Pharmacokinetics and efficacy of orally administered polymeric chloroquine as macromolecular drug in the treatment of inflammatory bowel disease

Inflammatory bowel disease is a chronic inflammation of the gastrointestinal tract with poor understanding of its pathogenesis and no effective cure. The goal of this study was to evaluate the feasibility of orally administered non-degradable polymeric chloroquine (pCQ) to locally reduce colon inflammation. The pCQ was synthesized by radical copolymerization of N-(2-hydroxypropyl)methacrylamide with methacryloylated hydroxychloroquine (HCQ).

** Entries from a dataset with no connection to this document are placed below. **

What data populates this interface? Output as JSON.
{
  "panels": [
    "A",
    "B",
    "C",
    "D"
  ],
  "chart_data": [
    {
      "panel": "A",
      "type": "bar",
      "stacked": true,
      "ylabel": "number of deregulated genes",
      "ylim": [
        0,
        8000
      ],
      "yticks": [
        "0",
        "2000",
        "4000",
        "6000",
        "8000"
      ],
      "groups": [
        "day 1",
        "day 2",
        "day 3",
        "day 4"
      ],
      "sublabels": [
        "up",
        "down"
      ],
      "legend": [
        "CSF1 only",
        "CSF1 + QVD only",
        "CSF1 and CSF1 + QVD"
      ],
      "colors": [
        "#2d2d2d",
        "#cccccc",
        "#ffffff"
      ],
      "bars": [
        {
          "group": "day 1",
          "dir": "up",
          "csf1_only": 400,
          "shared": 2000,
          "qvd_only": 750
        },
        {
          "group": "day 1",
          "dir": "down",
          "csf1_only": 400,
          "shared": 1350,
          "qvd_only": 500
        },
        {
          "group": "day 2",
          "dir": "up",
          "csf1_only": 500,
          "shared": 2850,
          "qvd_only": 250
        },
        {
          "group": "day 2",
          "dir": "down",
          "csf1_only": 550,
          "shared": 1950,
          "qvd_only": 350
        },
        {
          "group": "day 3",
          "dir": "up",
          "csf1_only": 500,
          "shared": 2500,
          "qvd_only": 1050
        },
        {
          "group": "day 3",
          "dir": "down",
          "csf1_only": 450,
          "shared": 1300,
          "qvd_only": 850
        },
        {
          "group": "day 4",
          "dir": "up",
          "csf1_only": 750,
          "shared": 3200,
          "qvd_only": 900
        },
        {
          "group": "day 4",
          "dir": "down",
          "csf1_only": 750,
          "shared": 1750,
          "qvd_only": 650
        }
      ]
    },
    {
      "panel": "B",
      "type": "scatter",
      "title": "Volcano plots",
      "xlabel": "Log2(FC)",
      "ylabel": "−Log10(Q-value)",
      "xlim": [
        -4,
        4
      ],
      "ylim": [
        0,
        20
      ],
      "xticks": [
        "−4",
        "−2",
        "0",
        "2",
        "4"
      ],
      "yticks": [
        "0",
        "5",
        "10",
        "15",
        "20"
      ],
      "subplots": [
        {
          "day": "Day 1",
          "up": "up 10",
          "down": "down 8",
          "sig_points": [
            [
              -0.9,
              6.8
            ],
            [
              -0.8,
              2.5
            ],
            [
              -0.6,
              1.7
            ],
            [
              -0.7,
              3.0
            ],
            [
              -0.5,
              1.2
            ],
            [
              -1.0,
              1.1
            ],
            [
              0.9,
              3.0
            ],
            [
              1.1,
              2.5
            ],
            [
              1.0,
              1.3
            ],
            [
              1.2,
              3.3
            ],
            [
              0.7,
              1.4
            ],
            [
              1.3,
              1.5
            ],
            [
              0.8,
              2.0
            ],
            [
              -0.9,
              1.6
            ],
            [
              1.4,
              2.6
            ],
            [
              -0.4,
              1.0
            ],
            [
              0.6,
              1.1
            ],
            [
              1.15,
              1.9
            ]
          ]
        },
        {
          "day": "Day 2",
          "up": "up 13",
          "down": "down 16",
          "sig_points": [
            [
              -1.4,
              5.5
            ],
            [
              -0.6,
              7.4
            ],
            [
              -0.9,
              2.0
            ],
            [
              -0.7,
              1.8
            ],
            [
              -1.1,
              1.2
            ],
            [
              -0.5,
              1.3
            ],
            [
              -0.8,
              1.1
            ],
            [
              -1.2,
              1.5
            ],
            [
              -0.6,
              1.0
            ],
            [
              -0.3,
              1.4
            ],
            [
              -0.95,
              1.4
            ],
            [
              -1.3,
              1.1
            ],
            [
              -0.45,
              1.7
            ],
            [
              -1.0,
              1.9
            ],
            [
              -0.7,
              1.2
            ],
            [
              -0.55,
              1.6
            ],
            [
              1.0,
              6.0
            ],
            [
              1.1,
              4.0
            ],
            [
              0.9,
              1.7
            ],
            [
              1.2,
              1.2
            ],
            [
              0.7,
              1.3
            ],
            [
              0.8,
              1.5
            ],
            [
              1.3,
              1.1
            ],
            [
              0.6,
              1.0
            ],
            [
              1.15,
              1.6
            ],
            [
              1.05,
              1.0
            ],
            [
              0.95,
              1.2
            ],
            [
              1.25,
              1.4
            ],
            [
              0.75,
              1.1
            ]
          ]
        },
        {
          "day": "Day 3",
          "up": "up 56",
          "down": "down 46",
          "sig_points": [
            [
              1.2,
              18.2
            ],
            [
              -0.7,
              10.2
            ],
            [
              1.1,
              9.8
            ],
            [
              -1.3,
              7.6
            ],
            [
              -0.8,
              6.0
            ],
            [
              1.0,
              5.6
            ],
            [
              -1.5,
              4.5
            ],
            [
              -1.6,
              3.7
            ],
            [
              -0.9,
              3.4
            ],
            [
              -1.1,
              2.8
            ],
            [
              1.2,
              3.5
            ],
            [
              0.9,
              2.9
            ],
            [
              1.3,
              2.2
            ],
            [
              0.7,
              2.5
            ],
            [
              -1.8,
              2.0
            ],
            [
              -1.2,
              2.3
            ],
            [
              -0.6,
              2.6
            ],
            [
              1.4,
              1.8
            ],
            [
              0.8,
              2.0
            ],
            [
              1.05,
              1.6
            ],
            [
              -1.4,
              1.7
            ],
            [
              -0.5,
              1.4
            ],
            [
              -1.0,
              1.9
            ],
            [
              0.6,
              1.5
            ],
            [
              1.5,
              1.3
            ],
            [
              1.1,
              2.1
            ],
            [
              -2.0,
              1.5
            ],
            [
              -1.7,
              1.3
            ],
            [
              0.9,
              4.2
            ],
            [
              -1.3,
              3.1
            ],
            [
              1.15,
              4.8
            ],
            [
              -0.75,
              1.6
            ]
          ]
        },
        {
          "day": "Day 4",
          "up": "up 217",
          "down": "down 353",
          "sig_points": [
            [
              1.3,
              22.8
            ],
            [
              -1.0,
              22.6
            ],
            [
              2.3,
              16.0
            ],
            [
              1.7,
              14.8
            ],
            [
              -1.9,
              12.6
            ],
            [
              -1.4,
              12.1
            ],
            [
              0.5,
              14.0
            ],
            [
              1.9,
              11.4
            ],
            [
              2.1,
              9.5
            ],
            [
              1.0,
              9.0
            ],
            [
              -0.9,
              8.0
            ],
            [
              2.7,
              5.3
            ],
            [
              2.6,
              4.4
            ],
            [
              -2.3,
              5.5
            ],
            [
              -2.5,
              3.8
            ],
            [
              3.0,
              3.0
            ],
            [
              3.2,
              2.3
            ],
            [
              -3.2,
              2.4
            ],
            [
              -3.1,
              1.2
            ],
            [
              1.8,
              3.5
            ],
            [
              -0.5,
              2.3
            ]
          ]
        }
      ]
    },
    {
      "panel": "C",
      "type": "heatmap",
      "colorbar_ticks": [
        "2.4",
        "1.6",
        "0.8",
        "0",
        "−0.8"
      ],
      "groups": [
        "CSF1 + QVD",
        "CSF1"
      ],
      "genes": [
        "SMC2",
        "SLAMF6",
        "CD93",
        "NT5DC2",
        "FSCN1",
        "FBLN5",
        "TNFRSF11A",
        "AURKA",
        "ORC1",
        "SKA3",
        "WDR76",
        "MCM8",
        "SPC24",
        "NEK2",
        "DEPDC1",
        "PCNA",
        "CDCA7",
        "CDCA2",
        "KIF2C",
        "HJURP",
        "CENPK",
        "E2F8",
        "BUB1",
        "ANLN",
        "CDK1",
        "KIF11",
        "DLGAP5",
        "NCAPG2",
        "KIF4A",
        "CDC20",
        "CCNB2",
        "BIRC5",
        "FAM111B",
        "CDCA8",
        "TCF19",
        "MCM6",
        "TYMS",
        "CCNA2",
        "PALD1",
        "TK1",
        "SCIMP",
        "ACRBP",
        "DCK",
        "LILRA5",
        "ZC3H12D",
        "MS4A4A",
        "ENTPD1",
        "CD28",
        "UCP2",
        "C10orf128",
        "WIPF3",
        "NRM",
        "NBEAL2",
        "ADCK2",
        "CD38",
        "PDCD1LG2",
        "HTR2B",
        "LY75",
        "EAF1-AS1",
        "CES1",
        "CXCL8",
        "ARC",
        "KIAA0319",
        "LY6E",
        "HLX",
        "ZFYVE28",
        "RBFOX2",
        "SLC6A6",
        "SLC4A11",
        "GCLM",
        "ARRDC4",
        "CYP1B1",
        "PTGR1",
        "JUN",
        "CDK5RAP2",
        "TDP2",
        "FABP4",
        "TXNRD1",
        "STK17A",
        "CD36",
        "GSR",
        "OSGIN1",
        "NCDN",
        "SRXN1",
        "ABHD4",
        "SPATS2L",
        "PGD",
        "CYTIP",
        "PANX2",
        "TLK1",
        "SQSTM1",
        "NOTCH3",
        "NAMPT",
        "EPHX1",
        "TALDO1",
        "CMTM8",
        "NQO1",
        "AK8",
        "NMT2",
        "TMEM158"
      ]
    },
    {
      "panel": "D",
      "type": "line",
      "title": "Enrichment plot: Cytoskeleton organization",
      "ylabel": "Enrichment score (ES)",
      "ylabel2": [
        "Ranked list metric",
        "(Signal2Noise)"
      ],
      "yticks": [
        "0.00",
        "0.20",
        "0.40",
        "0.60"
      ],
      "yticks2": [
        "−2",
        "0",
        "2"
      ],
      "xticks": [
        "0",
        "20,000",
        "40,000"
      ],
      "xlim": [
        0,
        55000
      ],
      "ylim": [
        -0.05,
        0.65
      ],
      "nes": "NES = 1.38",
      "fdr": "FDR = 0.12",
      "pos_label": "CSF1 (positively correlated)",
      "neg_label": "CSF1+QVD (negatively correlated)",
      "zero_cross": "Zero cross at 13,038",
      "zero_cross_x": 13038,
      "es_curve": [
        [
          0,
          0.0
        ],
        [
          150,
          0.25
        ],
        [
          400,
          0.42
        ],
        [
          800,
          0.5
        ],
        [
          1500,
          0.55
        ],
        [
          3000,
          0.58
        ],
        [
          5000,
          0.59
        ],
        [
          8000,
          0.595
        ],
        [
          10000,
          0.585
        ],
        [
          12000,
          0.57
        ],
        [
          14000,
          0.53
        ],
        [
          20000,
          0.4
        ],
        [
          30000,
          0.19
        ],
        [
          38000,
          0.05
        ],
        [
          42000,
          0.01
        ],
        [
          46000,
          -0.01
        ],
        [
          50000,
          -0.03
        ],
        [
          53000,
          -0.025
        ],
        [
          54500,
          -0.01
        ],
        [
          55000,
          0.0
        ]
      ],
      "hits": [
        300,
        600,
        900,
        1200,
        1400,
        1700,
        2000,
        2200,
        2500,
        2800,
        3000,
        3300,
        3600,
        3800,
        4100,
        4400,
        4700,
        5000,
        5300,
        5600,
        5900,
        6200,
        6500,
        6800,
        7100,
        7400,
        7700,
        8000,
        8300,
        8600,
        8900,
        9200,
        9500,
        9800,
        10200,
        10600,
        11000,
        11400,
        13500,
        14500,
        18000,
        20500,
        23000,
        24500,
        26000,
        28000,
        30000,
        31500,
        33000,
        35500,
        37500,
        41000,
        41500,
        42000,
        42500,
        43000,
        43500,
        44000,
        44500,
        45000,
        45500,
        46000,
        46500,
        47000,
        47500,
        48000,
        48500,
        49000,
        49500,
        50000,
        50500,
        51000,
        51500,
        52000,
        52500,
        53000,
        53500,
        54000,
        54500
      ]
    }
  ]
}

The anti-inflammatory activity of orally administered pCQ versus HCQ was tested in a mouse model of colitis induced by Citrobacter rodentium (C. rodentium). Single-dose pharmacokinetic and biodistribution studies performed in the colitis model indicated negligible systemic absorption (p ≤ 0.001) and localization of pCQ in the gastrointestinal tract. A multi-dose therapeutic study demonstrated that the localized pCQ treatment resulted in significant reduction in the colon inflammation (p ≤ 0.05). Enhanced suppression of pro-inflammatory cytokines IL-6 (p ≤ 0.01) and IL1-β and opposing upregulation of IL-2 (p ≤ 0.05) recently reported to be involved in downstream anti-inflammatory events suggested that the anti-inflammatory effects of the pCQ are mediated by altering mucosal immune homeostasis. Overall, the reported findings demonstrate a potential of pCQ as a novel polymer therapeutic option in inflammatory bowel disease with the potential of local effects and minimized systemic toxicity.